The Answer To The Test
That’s this test.
Correct answer after the break.
Warning: Very disturbing image on next page.
Warning: Two very disturbing images on next page.
It was Matthew St. Amand who sent me to the second video, with the kid “addicted” to MySpace. We have different viewpoints regarding it.
The video I presented first, with the kid being led to believe he is receiving an Xbox as a Christmas present, I came across on my own.
Both videos are depictions of cruelty.
In the first one, the child is betrayed by his own parents. A child is supposed to be able to count on his or her parents as the one haven where duplicity, cruelty, and teasing are absent.
In the second one, the teasing is organized and premeditated for the amusement of the teenagers. I have to wonder if they were all cruelly teased when they were younger and so think nothing of duplicating that behavior towards others.
There is a line in the second video that is key for understanding disputes between people: “How would you like it if …”
If you ever encounter a dispute and one of the parties utters that sentence, that’s the red flag that points out who lacks power in the situation and who is being victimized.
Bullies never have to use the phrase, “How would you like it if …”

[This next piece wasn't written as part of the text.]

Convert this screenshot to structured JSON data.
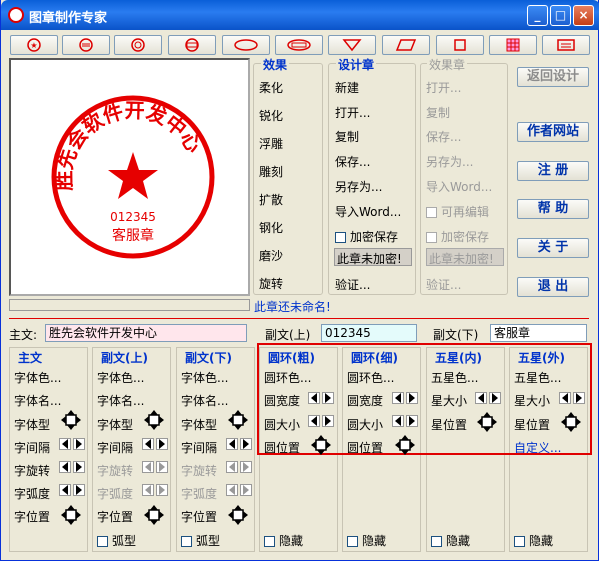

It seems it’s not enough for human beings to torment and emotionally shred one another. I thought the video of the Marine in Iraq tossing the bound and helpless puppy into an abyss was bad.
There is worse.
I came across two videos of such horror that I could not view more than a few seconds of each. I found both on a site I tripped on while link-hopping the other day. It’s one of those sites that specializes in showing unusual — sometimes disturbing, sometimes humorous — pictures and videos. I won’t name the site.

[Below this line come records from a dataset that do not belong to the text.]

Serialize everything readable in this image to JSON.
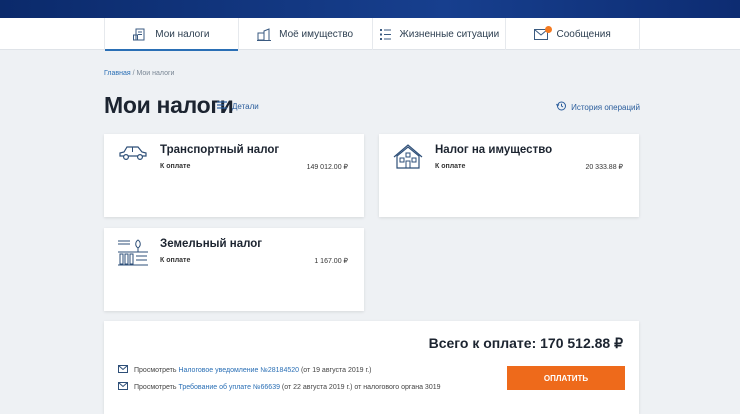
{
  "nav": {
    "items": [
      {
        "label": "Мои налоги"
      },
      {
        "label": "Моё имущество"
      },
      {
        "label": "Жизненные ситуации"
      },
      {
        "label": "Сообщения"
      }
    ]
  },
  "breadcrumb": {
    "home": "Главная",
    "separator": " / ",
    "current": "Мои налоги"
  },
  "page": {
    "title": "Мои налоги",
    "details_label": "Детали",
    "history_label": "История операций"
  },
  "cards": {
    "transport": {
      "title": "Транспортный налог",
      "label": "К оплате",
      "amount": "149 012.00 ₽",
      "icon": "car-icon"
    },
    "property": {
      "title": "Налог на имущество",
      "label": "К оплате",
      "amount": "20 333.88 ₽",
      "icon": "house-icon"
    },
    "land": {
      "title": "Земельный налог",
      "label": "К оплате",
      "amount": "1 167.00 ₽",
      "icon": "land-icon"
    }
  },
  "summary": {
    "total": "Всего к оплате: 170 512.88  ₽",
    "notice": {
      "prefix": "Просмотреть ",
      "link": "Налоговое уведомление №28184520",
      "suffix": " (от 19 августа 2019 г.)"
    },
    "demand": {
      "prefix": "Просмотреть ",
      "link": "Требование об уплате №66639",
      "suffix": "  (от 22 августа 2019 г.) от налогового органа 3019"
    },
    "pay_label": "ОПЛАТИТЬ"
  },
  "colors": {
    "accent": "#2a6fb5",
    "pay": "#ee6a1b",
    "header": "#0b2a6b",
    "badge": "#f47a21"
  }
}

There were two videos. Surprisingly, when I went back yesterday to capture a screensnap of each for this post, I discovered that the second video had been deleted. Apparently even on a site such as that, some things are out of bounds. But not everything.

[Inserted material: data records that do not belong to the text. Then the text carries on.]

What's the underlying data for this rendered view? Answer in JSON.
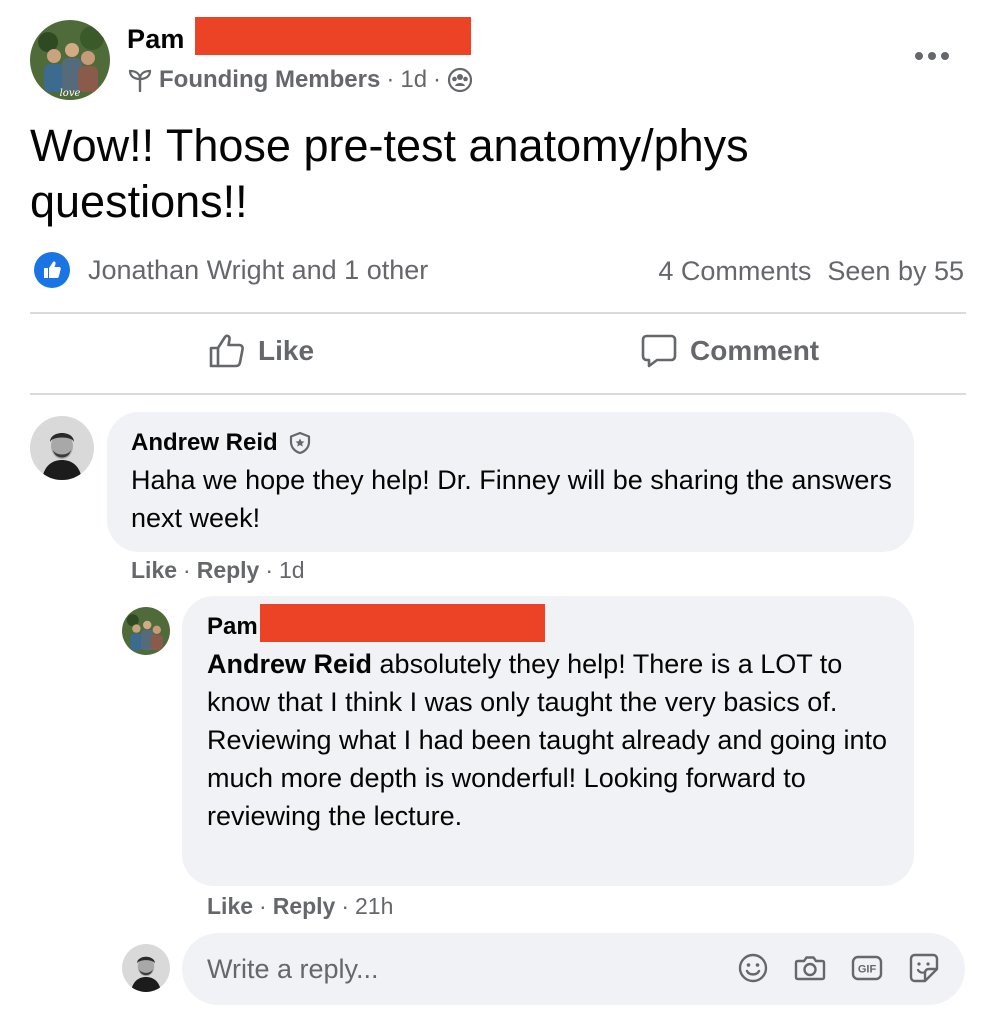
{
  "post": {
    "author_name": "Pam",
    "group_badge": "Founding Members",
    "time": "1d",
    "text": "Wow!! Those pre-test anatomy/phys questions!!",
    "avatar_label": "love",
    "reactions_text": "Jonathan Wright and 1 other",
    "comments_count": "4 Comments",
    "seen_by": "Seen by 55"
  },
  "actions": {
    "like_label": "Like",
    "comment_label": "Comment"
  },
  "comments": [
    {
      "author": "Andrew Reid",
      "text": "Haha we hope they help! Dr. Finney will be sharing the answers next week!",
      "like_label": "Like",
      "reply_label": "Reply",
      "time": "1d"
    },
    {
      "author": "Pam",
      "mention": "Andrew Reid",
      "text": " absolutely they help! There is a LOT to know that I think I was only taught the very basics of. Reviewing what I had been taught already and going into much more depth is wonderful! Looking forward to reviewing the lecture.",
      "like_label": "Like",
      "reply_label": "Reply",
      "time": "21h"
    }
  ],
  "reply_box": {
    "placeholder": "Write a reply..."
  },
  "icons": {
    "more": "more-horizontal-icon",
    "badge": "sprout-icon",
    "audience": "group-icon",
    "like_reaction": "like-reaction-icon",
    "thumbs_up": "thumbs-up-icon",
    "comment": "comment-bubble-icon",
    "admin": "admin-shield-icon",
    "emoji": "emoji-icon",
    "camera": "camera-icon",
    "gif": "gif-icon",
    "sticker": "sticker-icon"
  },
  "colors": {
    "redaction": "#ec4326",
    "like_blue": "#1b74e4",
    "secondary_text": "#65676b",
    "bubble_bg": "#f0f2f5"
  }
}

The above image is real, even though it looks fake. The online source video is FLV and sometimes screensnaps have a faked appearance. (For reference, see the awful quality of the FLV screensnap from the Sergeant York movie here.)
I’ve cropped the screensnap to excise the bug that would identify the hosting website.
The rabbit is real. It’s alive. It had apparently already been crippled prior to the video’s start and so appears lifeless, even fake, on screen.
But I saw the video. I saw the rabbit try to flee.
I didn’t know rabbits could vocalize. The cry it made will haunt me to my grave.
There was a second video. With the same foot. This time it was on a puppy. That video was deleted.
It turns out I had made a screensnap at the time. Here it is:
You can’t tell from the screensnap, but those are stiletto high heels. The puppy is real, alive.
How is it we can recognize the Iraq puppy video and that rabbit video as cruelty, but some people have trouble seeing cruelty when it involves emotions?